Mortgage Lenders Network, a Middletown-based mortgage company that intended to bring 1,000 new jobs to Connecticut and house its employees in a state-of-the-art complex currently under construction in Wallingford, announced Tuesday it would stop funding residential loans through its wholesale unit, and laid off an undisclosed number of employees.
The company, known for its subprime lending business, will continue to service its existing loans and operate its retail franchise.
But the company is working on a restructuring plan, according to James Heckman, spokesman for the Connecticut Department of Banking. He could not disclose the specifics of the restructuring, but said he understands the company intends to stay in business.
MLN executives will sit down in the next few weeks to discuss the future of its wholesale mortgage operations, according to James Pedrick, the company’s executive vice president. The Associated Press has reported that MLN said its goal last year was to produce more than $12.1 billion in loans, 80 percent of which would be subprime loans.
Pedrick said the construction of the new 305,000-square-foot facility in Wallingford has not experienced a “change in direction.”
But this latest development could put into jeopardy a state loan intended to support the company’s expansion.
“We were working toward providing them a $4 million loan to support their expansion project of 1,000 employees in Connecticut,” said Jim Watson, spokesman for the state Department of Economic and Community Development. On Wednesday, DECD employees were trying to discover and evaluate the details of the layoffs and their impact.
‘MLN Needs to Pause’
In 2005, MLN announced its intention to expand in Connecticut with the new facility, and hoped to add 1,000 new jobs in the state over eight years.
“We were very optimistic about its impact on the local economy,” Watson said. “One thousand jobs would certainly have an impact.”
MLN said in a prepared statement Tuesday that “the economics of the wholesale mortgage market have deteriorated dramatically over the past two months industry-wide.”
“Until we see credit quality and margins return to acceptable levels, we have determined that MLN needs to pause from wholesale broker originations,” MLN President and Chief Executive Officer Mitchell Heffernan said in the statement.
The company’s problems apparently became evident to employees and brokers who work with the company last Friday. The Massachusetts Mortgage Bankers Association issued a statement advising brokers who work with MLN of the situation.
“MLN stated that it would ‘attempt to place the loan transactions that were scheduled to fund with MLN as lender, with another properly licensed lender.’ Additionally, MLN will (a) ensure that all remaining loans in its pipeline that are scheduled to close will be transferred to another properly licensed lender to minimize any potential inconvenience to the borrowers and (b) not take further loan origination applications at this time,” according to MMBA.
On Dec. 8, Heffernan issued a statement – which was removed from the company’s Web site by Wednesday – saying, “MLN continues to operate its national lending business, actively accepting loan submissions and funding and servicing loan production.”
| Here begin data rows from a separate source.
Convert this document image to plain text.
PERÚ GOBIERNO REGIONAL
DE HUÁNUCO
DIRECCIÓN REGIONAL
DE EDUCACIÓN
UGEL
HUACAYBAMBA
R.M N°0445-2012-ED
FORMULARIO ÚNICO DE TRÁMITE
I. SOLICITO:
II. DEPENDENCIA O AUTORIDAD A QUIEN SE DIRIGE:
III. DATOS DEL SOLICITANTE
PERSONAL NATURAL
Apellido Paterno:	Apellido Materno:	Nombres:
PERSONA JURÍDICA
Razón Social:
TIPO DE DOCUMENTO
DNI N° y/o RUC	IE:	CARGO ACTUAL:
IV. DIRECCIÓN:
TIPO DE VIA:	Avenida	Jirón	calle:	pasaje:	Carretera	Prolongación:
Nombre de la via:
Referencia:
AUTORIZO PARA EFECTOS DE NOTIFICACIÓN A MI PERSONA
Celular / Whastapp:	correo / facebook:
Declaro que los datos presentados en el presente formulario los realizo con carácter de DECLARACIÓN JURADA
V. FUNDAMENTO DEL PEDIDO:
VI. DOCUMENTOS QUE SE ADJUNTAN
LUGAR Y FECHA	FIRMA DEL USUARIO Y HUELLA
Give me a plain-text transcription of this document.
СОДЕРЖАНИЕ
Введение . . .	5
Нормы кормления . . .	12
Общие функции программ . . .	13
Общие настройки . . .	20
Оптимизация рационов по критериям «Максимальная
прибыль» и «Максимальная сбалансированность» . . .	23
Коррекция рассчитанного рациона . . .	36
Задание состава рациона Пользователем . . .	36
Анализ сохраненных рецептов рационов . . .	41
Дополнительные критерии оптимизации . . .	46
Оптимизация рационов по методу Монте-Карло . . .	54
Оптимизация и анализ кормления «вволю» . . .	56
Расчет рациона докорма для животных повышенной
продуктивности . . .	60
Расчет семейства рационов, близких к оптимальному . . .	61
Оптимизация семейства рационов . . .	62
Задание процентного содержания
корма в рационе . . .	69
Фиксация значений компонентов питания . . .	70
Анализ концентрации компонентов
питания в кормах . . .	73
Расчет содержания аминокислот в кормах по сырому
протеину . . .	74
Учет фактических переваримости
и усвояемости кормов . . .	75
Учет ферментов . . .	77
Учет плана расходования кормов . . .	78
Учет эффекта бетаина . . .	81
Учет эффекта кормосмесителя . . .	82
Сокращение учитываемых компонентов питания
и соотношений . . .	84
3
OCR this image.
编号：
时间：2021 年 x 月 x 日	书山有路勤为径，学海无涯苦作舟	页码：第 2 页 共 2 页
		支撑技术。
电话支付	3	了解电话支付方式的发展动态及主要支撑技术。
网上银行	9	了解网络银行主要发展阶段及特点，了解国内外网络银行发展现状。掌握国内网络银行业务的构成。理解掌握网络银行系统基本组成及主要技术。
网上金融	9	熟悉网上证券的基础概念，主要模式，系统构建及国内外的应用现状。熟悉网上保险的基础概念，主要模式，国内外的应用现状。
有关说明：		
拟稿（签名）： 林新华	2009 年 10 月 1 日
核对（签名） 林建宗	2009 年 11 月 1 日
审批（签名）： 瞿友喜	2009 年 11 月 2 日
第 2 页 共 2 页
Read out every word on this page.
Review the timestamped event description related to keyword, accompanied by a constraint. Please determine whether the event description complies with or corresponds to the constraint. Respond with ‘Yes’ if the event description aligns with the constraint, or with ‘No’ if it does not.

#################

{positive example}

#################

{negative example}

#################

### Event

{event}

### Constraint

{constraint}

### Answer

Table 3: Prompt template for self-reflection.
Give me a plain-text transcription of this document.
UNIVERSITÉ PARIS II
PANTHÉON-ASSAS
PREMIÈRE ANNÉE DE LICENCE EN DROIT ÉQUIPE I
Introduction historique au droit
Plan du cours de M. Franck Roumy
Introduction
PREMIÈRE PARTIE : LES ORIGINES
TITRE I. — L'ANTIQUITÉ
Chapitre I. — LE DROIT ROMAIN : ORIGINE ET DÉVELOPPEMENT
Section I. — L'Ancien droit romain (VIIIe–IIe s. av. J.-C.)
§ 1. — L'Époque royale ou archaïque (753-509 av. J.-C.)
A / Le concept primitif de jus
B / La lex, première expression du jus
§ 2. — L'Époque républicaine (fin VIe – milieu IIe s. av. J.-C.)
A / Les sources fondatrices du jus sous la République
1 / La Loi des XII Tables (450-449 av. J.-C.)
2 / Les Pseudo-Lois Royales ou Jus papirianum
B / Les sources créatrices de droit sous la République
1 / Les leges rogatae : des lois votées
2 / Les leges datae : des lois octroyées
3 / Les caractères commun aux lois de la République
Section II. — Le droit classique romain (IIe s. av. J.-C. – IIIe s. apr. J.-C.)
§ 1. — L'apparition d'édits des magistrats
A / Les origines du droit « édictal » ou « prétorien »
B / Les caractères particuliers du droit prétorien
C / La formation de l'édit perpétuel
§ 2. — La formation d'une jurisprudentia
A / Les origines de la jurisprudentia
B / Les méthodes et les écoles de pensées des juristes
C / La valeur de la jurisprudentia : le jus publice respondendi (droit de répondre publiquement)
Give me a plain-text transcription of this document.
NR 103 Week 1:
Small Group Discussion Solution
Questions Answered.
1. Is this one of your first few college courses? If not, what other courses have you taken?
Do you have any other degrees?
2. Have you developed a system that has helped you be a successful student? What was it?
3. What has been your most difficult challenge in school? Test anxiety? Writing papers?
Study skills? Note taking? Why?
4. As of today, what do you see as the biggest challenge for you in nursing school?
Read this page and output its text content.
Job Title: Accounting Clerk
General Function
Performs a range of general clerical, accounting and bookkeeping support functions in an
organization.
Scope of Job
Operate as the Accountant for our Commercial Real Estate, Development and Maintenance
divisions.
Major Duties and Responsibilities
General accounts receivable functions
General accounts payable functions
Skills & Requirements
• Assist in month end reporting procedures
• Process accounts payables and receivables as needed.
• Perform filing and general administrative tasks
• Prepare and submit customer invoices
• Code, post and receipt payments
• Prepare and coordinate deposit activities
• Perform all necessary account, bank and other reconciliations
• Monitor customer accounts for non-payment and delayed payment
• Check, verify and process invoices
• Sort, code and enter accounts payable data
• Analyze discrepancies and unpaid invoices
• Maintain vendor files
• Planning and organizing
MLN is not the first subprime lender to run into trouble in recent months. Last year, two large subprime lenders – including Ownit Mortgage Solutions – shut down, citing “the current unfavorable conditions of the mortgage industry,” according to the AP.
Despite the recent pressure on subprime lenders, MLN since May had added jobs and broken ground on the new facility, and many people in Connecticut’s mortgage industry assumed the company was healthy.
“I was surprised,” said Kim Neilson, senior vice president at New Britain-based McCue Mortgage. Although MLN is a competitor, Neilson acknowledged that its news could have a negative affect on the state’s economy.
“They were considered a pretty large wholesale lender,” she said. “You know, I’m surprised to hear it. It’s in our state and it’s going to have an effect on our state. Sorry to see that, even though they were a competitor.”
Bill Calderara, past president of the Connecticut Mortgage Bankers Association and senior vice president of Fairfield County Bank Corp., echoed Neilson’s sentiment.
“It’s surprising,” he said.
But, he added, anytime there is a slowdown in the housing market, subprime loans “are usually the first loans that have problems.” Holders of subprime loans are usually hit highest with delinquency rates, and that eventually can hit profits.
Since Alt-A loans – loans that are driven by credit scores, and whose borrowers do not have proof of income – have become more popular and offered by lenders who concentrate on traditional loans, subprime lenders have had an even tougher time, Calderara said. By offering those loans, regular lenders take the “cream of the crop” borrowers out from under subprime lenders.
And since both Fannie Mae and Freddie Mac have started offering A-minus mortgages, which are conforming mortgages for people with less-than-stellar credit, even more customers have been taken away from subprime lenders.
“Over the last few years, both the agencies have tweaked their models to go a little deeper into A-minus rates,” Calderara said.